Since her introduction in The First Avenger, Hayley Atwell has been immensely memorable as the tenacious yet extremely capable Agent Carter. One of the few female heroes given a prominent role in the Cinematic Universe, fans clamored for more and Marvel granted our wish with her very own One Shot as well as brief flashbacks of Carter with the Howling Commandos on SHIELD. Although a great majority of us enjoy watching Agent Carter tear it up, those segments were mere morsels compared to the amount of depth viewers were treated to during the two-hour premiere.
Peggy Carter has been a fan favorite almost from the start, apparently well adept to handle any crisis and foe thrown at her. That is, until the frenzied hostilities of the Second World War cease and what once was is commonplace again.
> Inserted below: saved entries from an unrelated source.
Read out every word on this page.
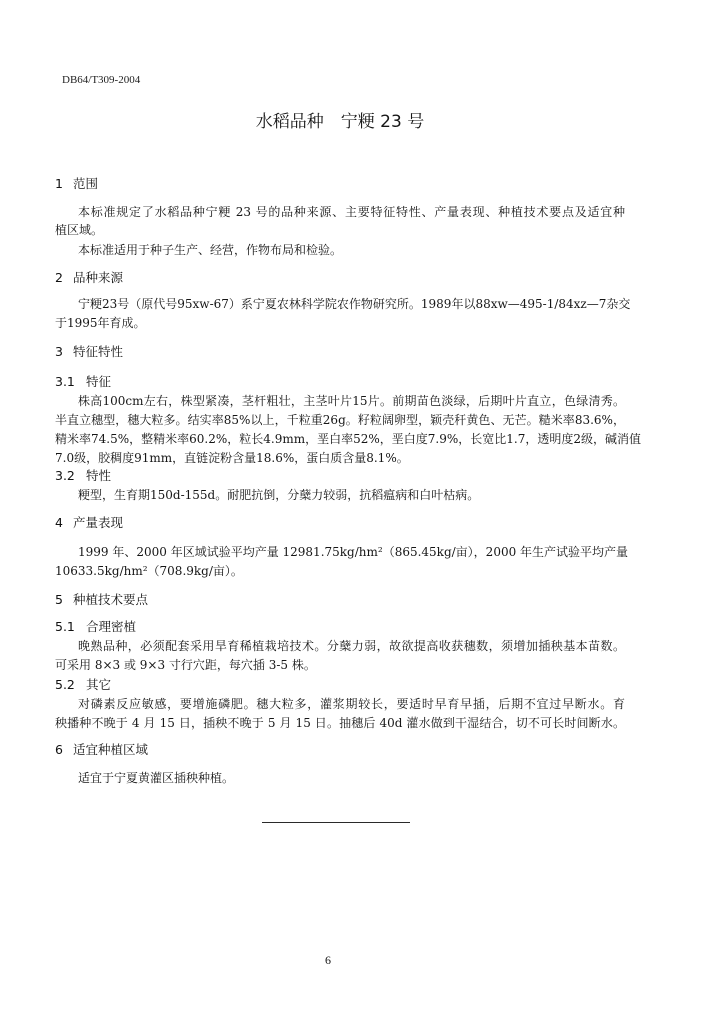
DB64/T309-2004
水稻品种　宁粳 23 号
1 范围
本标准规定了水稻品种宁粳 23 号的品种来源、主要特征特性、产量表现、种植技术要点及适宜种
植区域。
本标准适用于种子生产、经营，作物布局和检验。
2 品种来源
宁粳23号（原代号95xw-67）系宁夏农林科学院农作物研究所。1989年以88xw—495-1/84xz—7杂交
于1995年育成。
3 特征特性
3.1 特征
株高100cm左右，株型紧凑，茎杆粗壮，主茎叶片15片。前期苗色淡绿，后期叶片直立，色绿清秀。
半直立穗型，穗大粒多。结实率85%以上，千粒重26g。籽粒阔卵型，颖壳秆黄色、无芒。糙米率83.6%，
精米率74.5%，整精米率60.2%，粒长4.9mm，垩白率52%，垩白度7.9%，长宽比1.7，透明度2级，碱消值
7.0级，胶稠度91mm，直链淀粉含量18.6%，蛋白质含量8.1%。
3.2 特性
粳型，生育期150d-155d。耐肥抗倒，分蘖力较弱，抗稻瘟病和白叶枯病。
4 产量表现
1999 年、2000 年区域试验平均产量 12981.75kg/hm²（865.45kg/亩），2000 年生产试验平均产量
10633.5kg/hm²（708.9kg/亩）。
5 种植技术要点
5.1 合理密植
晚熟品种，必须配套采用旱育稀植栽培技术。分蘖力弱，故欲提高收获穗数，须增加插秧基本苗数。
可采用 8×3 或 9×3 寸行穴距，每穴插 3-5 株。
5.2 其它
对磷素反应敏感，要增施磷肥。穗大粒多，灌浆期较长，要适时早育早插，后期不宜过早断水。育
秧播种不晚于 4 月 15 日，插秧不晚于 5 月 15 日。抽穗后 40d 灌水做到干湿结合，切不可长时间断水。
6 适宜种植区域
适宜于宁夏黄灌区插秧种植。
6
Separated from her friends, tasked to a menial job and mourning the loss of her love, we see Agent Carter in rare form as she’s uncertain of her future. It may be due to having an established CU character like Agent Carter as the lead of her own limited series, but the premier was far and away a better product than the first half of Agent of SHIELD’s first season. If anything, Marvel Studios learned that pacing was key, as no scene was wasted on tedious exposition or showcasing silly tech. Although the cast is just as big as their contemporary counterpart’s, there’s no doubt Hayley Atwell is the focus, as every scene only further improves upon our admiration for the stalwart agent.
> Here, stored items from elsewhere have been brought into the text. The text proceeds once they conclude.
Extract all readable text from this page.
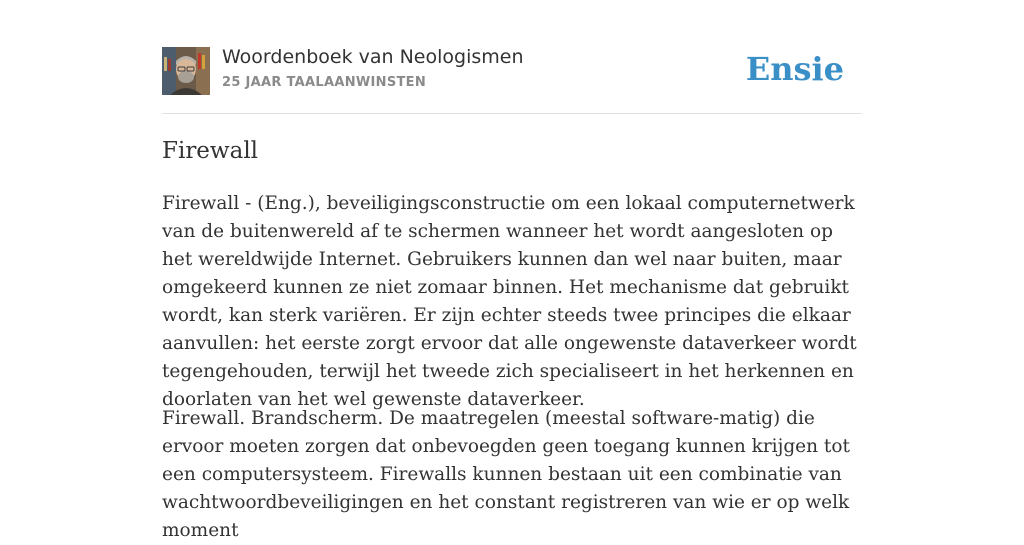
Woordenboek van Neologismen
25 JAAR TAALAANWINSTEN	Ensie
Firewall

Firewall - (Eng.), beveiligingsconstructie om een lokaal computernetwerk van de buitenwereld af te schermen wanneer het wordt aangesloten op het wereldwijde Internet. Gebruikers kunnen dan wel naar buiten, maar omgekeerd kunnen ze niet zomaar binnen. Het mechanisme dat gebruikt wordt, kan sterk variëren. Er zijn echter steeds twee principes die elkaar aanvullen: het eerste zorgt ervoor dat alle ongewenste dataverkeer wordt tegengehouden, terwijl het tweede zich specialiseert in het herkennen en doorlaten van het wel gewenste dataverkeer.

Firewall. Brandscherm. De maatregelen (meestal software-matig) die ervoor moeten zorgen dat onbevoegden geen toegang kunnen krijgen tot een computersysteem. Firewalls kunnen bestaan uit een combinatie van wachtwoordbeveiligingen en het constant registreren van wie er op welk moment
What was especially fantastic were the number of charismatic characters who elicit aspects of Peggy’s personality we’ve never truly witnessed before. Beginning with Agent Daniel Sousa (Enver Gjokaj) who relates with Carter through their diminished duties. Then there’s plucky waitress Angie Martinelli (Lyndsy Fonseca) who can sense Peggy is in need of companionship but remains understandably concerned about losing anyone else close to her. The most persuasive of all is Howard Stark’s trusted attendant and butler Edwin Jarvis, played with an impeccable balance of professional reserve and domestic timidity by James D’Arcy. Jarvis is the perfect foil to Carter, who playfully takes jabs at Edwin’s relatively mundane life. In turn, Jarvis becomes a confidant of sorts while acquiring a taste for adventure and tradecraft while supporting Peggy during her clandestine operations.
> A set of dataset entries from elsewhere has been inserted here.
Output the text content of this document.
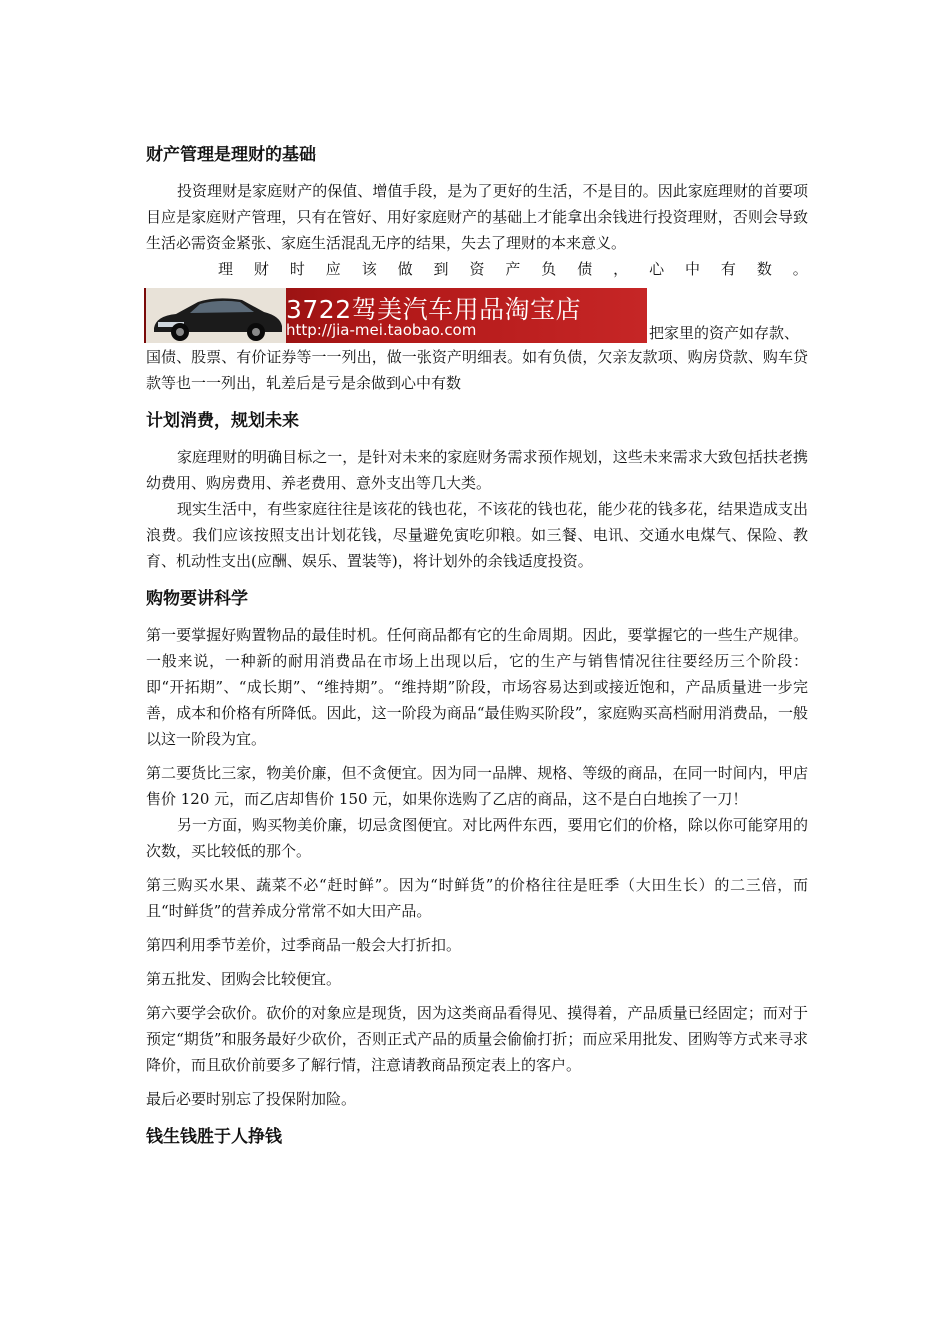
财产管理是理财的基础

投资理财是家庭财产的保值、增值手段，是为了更好的生活，不是目的。因此家庭理财的首要项目应是家庭财产管理，只有在管好、用好家庭财产的基础上才能拿出余钱进行投资理财，否则会导致生活必需资金紧张、家庭生活混乱无序的结果，失去了理财的本来意义。

理 财 时 应 该 做 到 资 产 负 债 ， 心 中 有 数 。
3722驾美汽车用品淘宝店
http://jia-mei.taobao.com	把家里的资产如存款、

国债、股票、有价证券等一一列出，做一张资产明细表。如有负债，欠亲友款项、购房贷款、购车贷款等也一一列出，轧差后是亏是余做到心中有数

计划消费，规划未来

家庭理财的明确目标之一，是针对未来的家庭财务需求预作规划，这些未来需求大致包括扶老携幼费用、购房费用、养老费用、意外支出等几大类。

现实生活中，有些家庭往往是该花的钱也花，不该花的钱也花，能少花的钱多花，结果造成支出浪费。我们应该按照支出计划花钱，尽量避免寅吃卯粮。如三餐、电讯、交通水电煤气、保险、教育、机动性支出(应酬、娱乐、置装等)，将计划外的余钱适度投资。

购物要讲科学

第一要掌握好购置物品的最佳时机。任何商品都有它的生命周期。因此，要掌握它的一些生产规律。一般来说，一种新的耐用消费品在市场上出现以后，它的生产与销售情况往往要经历三个阶段：即“开拓期”、“成长期”、“维持期”。“维持期”阶段，市场容易达到或接近饱和，产品质量进一步完善，成本和价格有所降低。因此，这一阶段为商品“最佳购买阶段”，家庭购买高档耐用消费品，一般以这一阶段为宜。

第二要货比三家，物美价廉，但不贪便宜。因为同一品牌、规格、等级的商品，在同一时间内，甲店售价 120 元，而乙店却售价 150 元，如果你选购了乙店的商品，这不是白白地挨了一刀！

另一方面，购买物美价廉，切忌贪图便宜。对比两件东西，要用它们的价格，除以你可能穿用的次数，买比较低的那个。

第三购买水果、蔬菜不必“赶时鲜”。因为“时鲜货”的价格往往是旺季（大田生长）的二三倍，而且“时鲜货”的营养成分常常不如大田产品。

第四利用季节差价，过季商品一般会大打折扣。

第五批发、团购会比较便宜。

第六要学会砍价。砍价的对象应是现货，因为这类商品看得见、摸得着，产品质量已经固定；而对于预定“期货”和服务最好少砍价，否则正式产品的质量会偷偷打折；而应采用批发、团购等方式来寻求降价，而且砍价前要多了解行情，注意请教商品预定表上的客户。

最后必要时别忘了投保附加险。

钱生钱胜于人挣钱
Its comic book roots aside, Agent Carter remains grounded and accessible gloomily in part by the disparity and discrimination our titular hero experiences throughout the premiere. Many a time, Peggy is marginalized in her roles within the SSR and deprecated for good measure by her cocksure co-workers. Agent Carter takes it all in stride because her reserve is far deeper than any of her counterparts will ever know. In a lesser degree, her closest allies Jarvis and Sousa inadvertently downplay her adeptness, despite being quite aware of her exploits during WWII. A fault all men but Howard Stark have shown yet will probably be rectified as the series progresses. For the time being, Carter uses her unfortunate circumstances to play on the assuredness of her allies and enemies to get the upper hand. Few may complain about the smug attitudes of the males on Agent Carter but to be fair, men have acted that way towards women for the longest time. No matter all her strengths and qualifications, Peggy is nothing more to her compatriots than a skirt. Thankfully we progressed a little bit culturally but I’m certain women can claim even today their portrayals are more accurate than half of us can know.
By establishing a new threat in the largely unexplored history of the Marvel Cinematic Universe and featuring a strong, multi-faceted female lead, Agent Carter provides a fresh take in the now decade-long venture. With its exceptional start, one could only hope the quality of Agent Carter persists if not improves and provides a new benchmark for all future Marvel film and television properties.